Monday, May 9, 2011

Mortal Cat, Immortal Tricksters

A “Week of Cats” within my “Month of Animals” is clearly necessary, and we begin with a link tweeted on April Fool’s Day by Nathan Fillion.

Speaking of tricksters – in myth, Odin was an even worse one than Loki, according to this assistant prof who, I will have you know, is an expert on folklore and ancient mythology (here contrasting the movie Thor with the mythological one – and with the drunken liars who surrounded Thor in those myths, no formula for a healthy parent-child relationship and not a reliable way to forge a hero).

And to compensate for the fact that this is largely a month of stupid video clips of animal doing silly things, here’s a relatively noble and serious item: a cat who needs your help to afford his rabies quarantine (who was tweeted about by Mary Katharine Ham, a.k.a. the funny political reporter who first posted a clip of my C-SPAN2 appearance last year).  The fundraising drive ends Saturday!
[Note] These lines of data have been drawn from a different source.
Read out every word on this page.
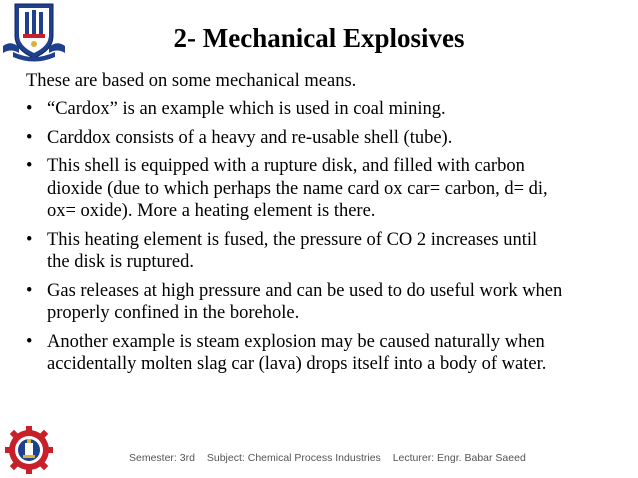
2- Mechanical Explosives
These are based on some mechanical means.
• “Cardox” is an example which is used in coal mining.
• Carddox consists of a heavy and re-usable shell (tube).
• This shell is equipped with a rupture disk, and filled with carbon
dioxide (due to which perhaps the name card ox car= carbon, d= di,
ox= oxide). More a heating element is there.
• This heating element is fused, the pressure of CO 2 increases until
the disk is ruptured.
• Gas releases at high pressure and can be used to do useful work when
properly confined in the borehole.
• Another example is steam explosion may be caused naturally when
accidentally molten slag car (lava) drops itself into a body of water.
Semester: 3rd Subject: Chemical Process Industries Lecturer: Engr. Babar Saeed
Tomorrow on this blog, though: quite simply the greatest cat video of all time, in my opinion.  Don’t miss it.

2 comments:

Gerard said...

"...in myth, Odin was an even worse one than Loki."

Might this have something to do with the popularity of the latter, at least in terms of online pseudonyms used for non-comic message boards?

Just an observation.

Todd Seavey said...

Despite Odin's bad behavior, Loki's still the trickster god, which I suppose makes him a natural as a pseudonym for the trouble-prone, whereas when you map these characters onto Judaeo-Christian thinking, All-Father Odin inevitably gets thought of as a Yahweh-analogue, I suppose (a topic we should discuss when I host a debate on paganism and Christianity in a few months, if all goes according to plan).

Or it might just be that Loki was the bad guy in all those comics.